Un regard profondément critique sur l’état du monde, permet de constater que la première force stratégique des grandes puissances réside dans le développement de la «matière grise». Au niveau national, malgré la compréhension officielle de cet enjeu et l’engagement théorique, la déclinaison concrète en mesures favorables à la recherche scientifique demeure marginale, aussi bien dans le secteur public que dans le secteur privé.  

Depuis l’indépendance, presque tous les secteurs économiques ont bénéficié d’incitations fiscales, malheureusement souvent perçues comme des « avantages » et confondues à des «privilèges fiscaux» dans une économie dominée par la logique de la rente. C’est ainsi que les exportations, les activités minières, l’artisanat, l’enseignement privé, les activités sportives, le tourisme, l’immobilier, l’agriculture, les zones franches ou activités offshore (…) ont pu bénéficier de dérogations fiscales qui constituent un appui indirect de l’Etat, chiffré globalement en dépenses fiscales, au cours des 10 dernières années, à un montant annuel moyen de 32 milliards de DH. L’évaluation des dépenses fiscales se fait annuellement de manière exclusivement budgétaire. Aucune évaluation d’impact économique, social et environnemental n’a été faite, à ce jour.
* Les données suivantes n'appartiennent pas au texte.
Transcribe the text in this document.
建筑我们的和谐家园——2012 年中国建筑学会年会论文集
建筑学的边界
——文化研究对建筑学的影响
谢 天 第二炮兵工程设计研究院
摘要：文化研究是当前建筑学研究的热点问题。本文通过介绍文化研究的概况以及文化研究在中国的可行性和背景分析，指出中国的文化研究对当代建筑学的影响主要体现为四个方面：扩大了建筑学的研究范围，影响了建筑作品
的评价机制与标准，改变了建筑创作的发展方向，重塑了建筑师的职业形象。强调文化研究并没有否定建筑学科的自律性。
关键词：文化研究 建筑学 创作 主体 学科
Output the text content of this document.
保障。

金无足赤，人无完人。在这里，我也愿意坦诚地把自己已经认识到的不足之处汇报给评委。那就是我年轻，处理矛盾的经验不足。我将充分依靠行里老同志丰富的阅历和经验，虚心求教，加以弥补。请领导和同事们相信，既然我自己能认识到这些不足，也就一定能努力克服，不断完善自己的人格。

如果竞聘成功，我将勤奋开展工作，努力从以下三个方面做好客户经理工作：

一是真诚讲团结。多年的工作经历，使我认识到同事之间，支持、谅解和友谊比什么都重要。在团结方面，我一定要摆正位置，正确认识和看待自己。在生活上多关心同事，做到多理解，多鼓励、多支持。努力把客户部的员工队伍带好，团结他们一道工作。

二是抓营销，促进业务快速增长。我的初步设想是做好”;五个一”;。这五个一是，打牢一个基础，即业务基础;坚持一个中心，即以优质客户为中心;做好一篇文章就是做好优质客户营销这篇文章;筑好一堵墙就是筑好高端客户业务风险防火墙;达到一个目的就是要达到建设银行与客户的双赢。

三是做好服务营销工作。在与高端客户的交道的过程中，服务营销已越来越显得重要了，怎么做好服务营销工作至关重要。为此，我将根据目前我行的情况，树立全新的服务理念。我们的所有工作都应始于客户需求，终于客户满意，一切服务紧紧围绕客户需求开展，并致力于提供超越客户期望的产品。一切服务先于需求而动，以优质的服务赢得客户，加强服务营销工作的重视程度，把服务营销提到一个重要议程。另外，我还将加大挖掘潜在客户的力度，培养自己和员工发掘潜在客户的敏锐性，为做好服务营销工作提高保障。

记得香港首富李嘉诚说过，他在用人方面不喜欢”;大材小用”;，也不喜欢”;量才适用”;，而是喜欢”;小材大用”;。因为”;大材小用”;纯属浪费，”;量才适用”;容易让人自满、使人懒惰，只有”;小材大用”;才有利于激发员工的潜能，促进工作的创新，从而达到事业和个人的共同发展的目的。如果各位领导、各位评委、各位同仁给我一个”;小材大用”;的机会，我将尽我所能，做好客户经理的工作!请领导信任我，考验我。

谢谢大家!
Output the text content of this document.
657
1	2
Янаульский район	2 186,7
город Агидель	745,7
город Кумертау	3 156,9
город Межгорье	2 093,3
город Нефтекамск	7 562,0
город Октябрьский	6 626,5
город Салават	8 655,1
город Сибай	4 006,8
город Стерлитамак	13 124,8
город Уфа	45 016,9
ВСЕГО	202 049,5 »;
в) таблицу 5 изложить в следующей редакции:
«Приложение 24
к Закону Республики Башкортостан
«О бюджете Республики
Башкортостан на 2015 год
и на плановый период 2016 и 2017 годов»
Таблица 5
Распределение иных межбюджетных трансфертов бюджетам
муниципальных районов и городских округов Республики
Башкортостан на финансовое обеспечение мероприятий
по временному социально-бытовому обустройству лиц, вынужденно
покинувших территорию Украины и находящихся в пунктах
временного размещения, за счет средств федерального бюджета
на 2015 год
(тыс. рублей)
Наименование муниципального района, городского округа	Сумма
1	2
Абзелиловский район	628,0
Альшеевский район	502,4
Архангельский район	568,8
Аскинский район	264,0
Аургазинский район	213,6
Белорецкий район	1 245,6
La recherche scientifique appliquée, en particulier la recherche développement, articulée aux activités économiques, est quasi-totalement absente de ces incitations fiscales. Au mois de juin 2018, le décret pris en application de l’exonération temporaire, en matière d’IS, au profit des «secteurs industriels », de la loi de finances de l’année 2017, prévoit certaines filières qui n’ont rien d’industriel. C’est le cas des «abattoirs» perçus de plus en plus comme un créneau juteux, dans l’avenir proche, avec l’actuel dénigrement des abattoirs municipaux. La Loi de finances de l’année 2019 a même prévu une baisse du taux d’imposition applicable aux grandes exploitations agricoles, à 20%. Cela veut dire que le gouvernement a une préférence à l’encouragement des secteurs à faible valeur ajoutée, voire parfois nocifs à la santé de la population (c’est notamment le cas des battoirs, la consommation excessive des viandes étant actuellement suffisamment démontrée scientifiquement comme l’un des principaux facteurs de certaines maladies).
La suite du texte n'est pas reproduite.